There were 3 reasons for that: videogames, modability and price.
Videogames is the simplest of these. simply put it modern graphics require a lot of computation power to run. If you are not happy with cubist primitivism of Minecraft and wanted a photorealistic look of Witcher III, then you needed a discrete graphic card.
There were early gaming laptops back in 2000s, but they were bulky, heavy, expensive and not that powerful. At that time, they were more of a aspiration to make gaming more portable than a real solution that could actually play newest games.
Finally, the often-overlooked advantage of desktops is modability and resulting price reduction. A gaming desktop used to cost less than a gaming laptop. However, it is only if you build your own gaming rig, that you can get a decent gaming performance for less than $1000. Compare that to $2500 something for pre-build gaming desktop than would be somewhat faster and around $5000 for gaming laptop that would lose to your sub $1000 in performance.

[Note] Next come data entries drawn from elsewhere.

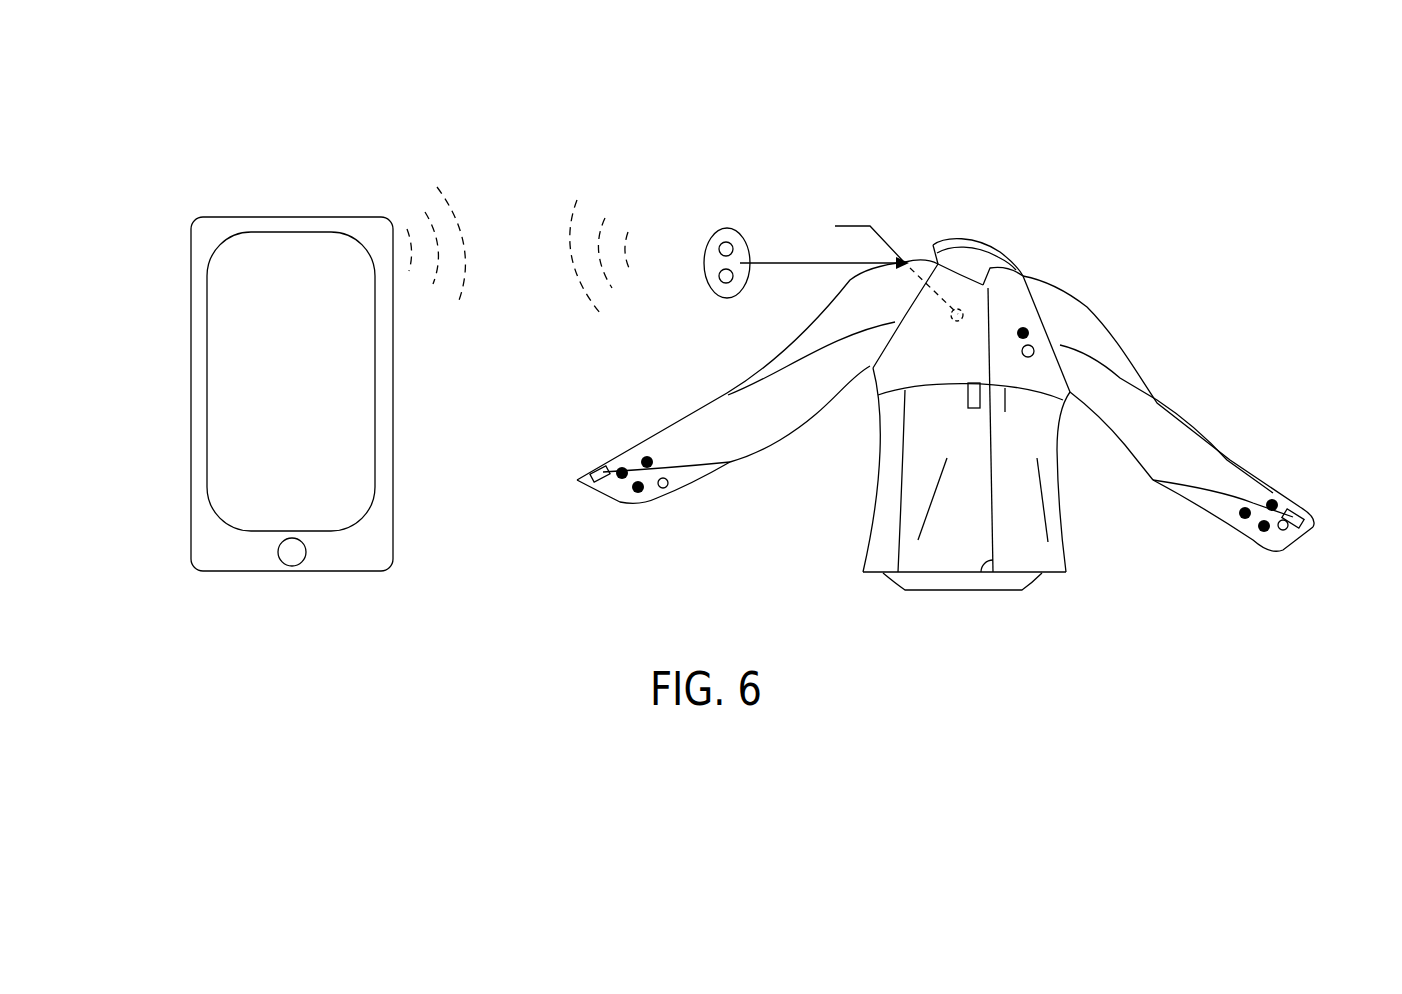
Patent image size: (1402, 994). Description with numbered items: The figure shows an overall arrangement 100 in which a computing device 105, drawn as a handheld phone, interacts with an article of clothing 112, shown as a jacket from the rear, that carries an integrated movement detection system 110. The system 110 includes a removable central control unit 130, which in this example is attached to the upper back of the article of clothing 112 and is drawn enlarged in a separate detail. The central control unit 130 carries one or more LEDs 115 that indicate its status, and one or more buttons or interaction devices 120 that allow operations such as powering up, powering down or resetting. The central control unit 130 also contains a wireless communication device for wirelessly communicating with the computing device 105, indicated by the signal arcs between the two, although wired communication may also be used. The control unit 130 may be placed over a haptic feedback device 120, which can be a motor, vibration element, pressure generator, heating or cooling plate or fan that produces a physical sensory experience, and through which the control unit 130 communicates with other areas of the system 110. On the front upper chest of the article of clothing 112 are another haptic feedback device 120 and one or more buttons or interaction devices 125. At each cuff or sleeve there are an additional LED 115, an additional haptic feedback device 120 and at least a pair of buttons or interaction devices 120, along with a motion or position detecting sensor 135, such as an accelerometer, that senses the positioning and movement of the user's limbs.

The garment system 100 is at (316, 116).
The computing device 105 is at (258, 216).
The integrated movement detection system 110 is at (1005, 268).
The article of clothing 112 is at (1098, 315).
The LED 115 is at (719, 278).
The haptic feedback device 120 is at (916, 299).
The buttons or interaction devices 125 is at (719, 248).
The removable central control unit 130 is at (738, 229).
The motion or position detecting sensor 135 is at (595, 467).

There were a handful of strategies in selecting parts that would let you achieve such outcomes. Such as mid-range graphic card for example. A couple of cards often numbered something like xx60 or xx50 in nVidia nomenclature would perform well enough to run all the games but will not break the budget. Go below that towards xx30 or xx10 and they will not run games. In contrast xx70 and above cost astronomically and also require expensive power supply to run.
There was more. For example, AMD uses the same socket for several years straight. That way when you build new rig, you can buy motherboard with newest socket. Then in several years only need to swap a processor and graphic card and add some RAM to get a boost in performance, comparable to buying a new PC. Such a solution would save you a further money.
All of these considerations kept me on desktop for a long time.
However recently things started to change.
Gaming laptops became increasingly fasters, but also smaller and cheaper. By early 2020s progress in gaming laptop development finally started to threaten the gaming desktop market.
However, the biggest nail in the coffin came from a different direction. It begun when AMD finally released their Ryzen processors. They were slow to make it into laptop market but now you can find enough cheap laptops with Ryzen in them.
Ryzen has reasonably good graphic core that can actually run modern games. Its release made Intel up its game and dramatically increase number of shading units in their processors starting from 2020s.
Before that Intel processors could only run older games made before 2010 something. Intel even made an agreement with nVidia that likely included the clause about keeping shading unit count low in order to not destroy nVidia's discrete graphic card business.
From my personal experience Witcher III refused to run on my GeForce 250 GTS with 128 shader units. However, it run rather well on Ryzen 3 2200G with 512 shader units.
Now both Intel and AMD offer laptops that can actually play modern games with caveats.
The future looks even better. Competition between Intel and AMD will likely make each side to continue increasing shader unit count in their processors. Eventually the shader count will get so high, it would make discrete graphic cards completely obsolete. A 2000+ shader count would satisfy even the most.
On a separate note, we finally see SSD catching up to Hard Drives in their total capacity. Soon another legacy tech will become obsolete.
I wonder if we will see modular laptop design or may be even something more revolutionary.